Partly because the answer for people who were just starting or completely new to X/Y/Z was mostly: "here are some resources, don't overthink what's the best resource, come back to me in 3-6 weeks" or "you have to try really hard for 10 years, here's the domain and its fundamentals, go and do things in it"
Some people were already so brilliant, there wasn't much I could do but to wish them along -- there was no help I could meaningfully give outside of reassurance and vague pointers.
Some categories of people who stood out:
- peeps with tons of side projects and/or technical writings, who did things that most people don't attempt
- peeps with objectives that are imposed on them by life: no money, bad families or other issues --> maybe I was projecting but I feel like that tends to last for longer than burst of motivations
- people who came in with very pointed questions with lots of context given from the get-go
- people working at top, top companies already and who were looking to further their growth or to pivot in another domain
A lot of people also came in with minimal context and very vague questions "how do I land a high-paying job", "should I drop out of X to do Y". Every time that happened, I just asked for a context-dump large enough to be able to answer.
Loose conclusion
Overall, I'd say:
- nearly everyone (if not everyone?) answered back
- around 50% of the convos stopped after the initial topic was discussed
- around 50% came back to me a few more times with different topics
- around ~25% of them came back to me after a few days to showcase their progress, or let me know what worked/didn't
- around 5% I still chat with every now and then!

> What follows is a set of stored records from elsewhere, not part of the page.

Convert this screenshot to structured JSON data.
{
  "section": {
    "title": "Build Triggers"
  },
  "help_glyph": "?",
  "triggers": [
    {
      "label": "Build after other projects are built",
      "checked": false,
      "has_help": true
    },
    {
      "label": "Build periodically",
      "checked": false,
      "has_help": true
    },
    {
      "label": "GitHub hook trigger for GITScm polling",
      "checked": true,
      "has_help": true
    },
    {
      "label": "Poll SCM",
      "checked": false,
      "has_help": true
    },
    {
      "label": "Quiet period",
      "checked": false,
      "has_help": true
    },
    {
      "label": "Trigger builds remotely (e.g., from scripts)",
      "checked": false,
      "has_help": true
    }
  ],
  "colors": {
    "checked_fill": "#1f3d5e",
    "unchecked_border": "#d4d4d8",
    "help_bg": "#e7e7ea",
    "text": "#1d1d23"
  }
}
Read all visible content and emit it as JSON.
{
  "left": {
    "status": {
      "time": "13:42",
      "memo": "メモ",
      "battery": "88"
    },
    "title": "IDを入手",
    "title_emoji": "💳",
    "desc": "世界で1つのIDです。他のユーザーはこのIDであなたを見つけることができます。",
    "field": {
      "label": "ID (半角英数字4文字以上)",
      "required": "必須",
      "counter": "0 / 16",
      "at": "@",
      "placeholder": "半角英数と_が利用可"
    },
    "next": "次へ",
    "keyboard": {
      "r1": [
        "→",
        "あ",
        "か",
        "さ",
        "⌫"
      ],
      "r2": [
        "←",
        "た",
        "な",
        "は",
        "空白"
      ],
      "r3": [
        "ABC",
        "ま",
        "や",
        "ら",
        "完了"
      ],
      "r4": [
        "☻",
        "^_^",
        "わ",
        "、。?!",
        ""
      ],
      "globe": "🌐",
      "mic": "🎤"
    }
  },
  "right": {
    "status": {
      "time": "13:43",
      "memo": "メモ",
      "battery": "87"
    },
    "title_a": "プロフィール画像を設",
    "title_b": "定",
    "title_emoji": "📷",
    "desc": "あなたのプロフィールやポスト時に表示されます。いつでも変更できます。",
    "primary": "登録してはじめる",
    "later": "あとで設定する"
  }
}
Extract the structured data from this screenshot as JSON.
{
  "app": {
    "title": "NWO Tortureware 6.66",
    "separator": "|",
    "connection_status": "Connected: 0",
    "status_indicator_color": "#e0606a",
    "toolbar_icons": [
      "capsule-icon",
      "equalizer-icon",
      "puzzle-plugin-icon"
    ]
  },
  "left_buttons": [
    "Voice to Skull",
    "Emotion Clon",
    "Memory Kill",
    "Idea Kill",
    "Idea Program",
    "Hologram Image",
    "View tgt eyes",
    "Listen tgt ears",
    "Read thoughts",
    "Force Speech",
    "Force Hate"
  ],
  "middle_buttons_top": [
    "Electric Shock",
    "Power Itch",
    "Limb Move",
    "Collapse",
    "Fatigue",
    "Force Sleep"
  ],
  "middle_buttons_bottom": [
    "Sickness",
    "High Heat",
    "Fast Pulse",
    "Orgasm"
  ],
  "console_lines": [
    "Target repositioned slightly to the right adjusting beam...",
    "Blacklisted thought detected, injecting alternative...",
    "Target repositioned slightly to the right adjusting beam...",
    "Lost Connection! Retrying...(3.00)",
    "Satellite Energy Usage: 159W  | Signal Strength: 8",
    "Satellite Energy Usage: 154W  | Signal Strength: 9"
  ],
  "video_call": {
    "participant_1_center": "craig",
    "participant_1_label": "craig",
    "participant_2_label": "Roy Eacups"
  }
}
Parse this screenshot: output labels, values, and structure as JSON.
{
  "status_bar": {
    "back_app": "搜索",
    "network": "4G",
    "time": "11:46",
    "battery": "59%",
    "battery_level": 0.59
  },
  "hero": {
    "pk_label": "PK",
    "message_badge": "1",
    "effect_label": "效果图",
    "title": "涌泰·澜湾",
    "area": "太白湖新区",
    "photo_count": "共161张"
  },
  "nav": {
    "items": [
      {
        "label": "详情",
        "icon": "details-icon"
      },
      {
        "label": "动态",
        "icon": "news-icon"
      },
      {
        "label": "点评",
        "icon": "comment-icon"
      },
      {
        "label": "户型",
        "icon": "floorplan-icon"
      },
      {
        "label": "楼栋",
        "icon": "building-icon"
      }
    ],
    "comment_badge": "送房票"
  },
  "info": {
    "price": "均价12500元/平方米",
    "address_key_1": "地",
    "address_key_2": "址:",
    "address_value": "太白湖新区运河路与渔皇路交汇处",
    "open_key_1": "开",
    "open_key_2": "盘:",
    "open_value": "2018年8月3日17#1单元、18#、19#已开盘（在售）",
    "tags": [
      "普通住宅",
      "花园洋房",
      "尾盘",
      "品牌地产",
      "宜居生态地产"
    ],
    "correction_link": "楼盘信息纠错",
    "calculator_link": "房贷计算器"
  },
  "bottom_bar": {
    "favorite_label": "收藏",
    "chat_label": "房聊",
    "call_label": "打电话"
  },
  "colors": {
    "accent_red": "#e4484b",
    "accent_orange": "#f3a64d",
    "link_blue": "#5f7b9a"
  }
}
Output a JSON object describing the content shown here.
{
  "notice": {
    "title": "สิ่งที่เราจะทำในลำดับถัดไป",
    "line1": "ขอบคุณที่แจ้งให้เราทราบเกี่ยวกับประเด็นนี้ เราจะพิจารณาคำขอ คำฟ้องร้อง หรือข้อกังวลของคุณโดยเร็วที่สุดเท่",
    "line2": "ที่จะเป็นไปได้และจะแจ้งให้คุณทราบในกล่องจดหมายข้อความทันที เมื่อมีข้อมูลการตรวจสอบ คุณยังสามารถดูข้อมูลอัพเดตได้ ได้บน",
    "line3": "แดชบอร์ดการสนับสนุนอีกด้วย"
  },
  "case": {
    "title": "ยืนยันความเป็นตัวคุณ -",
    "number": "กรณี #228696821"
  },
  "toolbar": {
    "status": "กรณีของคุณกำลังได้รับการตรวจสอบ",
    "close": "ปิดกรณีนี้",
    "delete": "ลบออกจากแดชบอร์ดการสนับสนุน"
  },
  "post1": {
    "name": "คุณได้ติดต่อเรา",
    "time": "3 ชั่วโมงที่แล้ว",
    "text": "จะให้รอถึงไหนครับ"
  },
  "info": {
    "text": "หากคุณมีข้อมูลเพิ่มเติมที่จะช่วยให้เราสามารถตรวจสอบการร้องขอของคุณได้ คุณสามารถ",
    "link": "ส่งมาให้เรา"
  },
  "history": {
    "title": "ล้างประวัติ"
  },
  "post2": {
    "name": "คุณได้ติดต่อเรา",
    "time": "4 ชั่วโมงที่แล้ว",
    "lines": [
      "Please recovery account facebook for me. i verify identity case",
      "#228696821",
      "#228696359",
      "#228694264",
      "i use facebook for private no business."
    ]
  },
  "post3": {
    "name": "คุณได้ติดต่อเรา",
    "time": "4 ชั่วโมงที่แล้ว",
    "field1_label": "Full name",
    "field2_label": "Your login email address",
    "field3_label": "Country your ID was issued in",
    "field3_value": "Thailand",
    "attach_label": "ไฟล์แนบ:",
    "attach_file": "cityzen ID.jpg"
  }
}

One big thing that surprised me is how many people absolutely poured their heart out to me, writing at length and giving me as much context as possible. It was surprising at first, because I wondered: why would anyon ask me anything? How could I even help them, like, what do I even know? But I tried to honor their ask, preface when I wasn't qualified to give meaningful advice and overall just tried to give some of my time by dumping my honest thoughts. I left it up to people to decide if they were helpful or not.
Would I do this again with the same format? No, not especially. X DMs are awful, I had to make lists to keep track of people, there were no "pre-requisites" to contact me (which led to me asking for more context countless times) etc...
Would I do it in a different format, maybe by mail and over a narrow set of domains? Absolutely!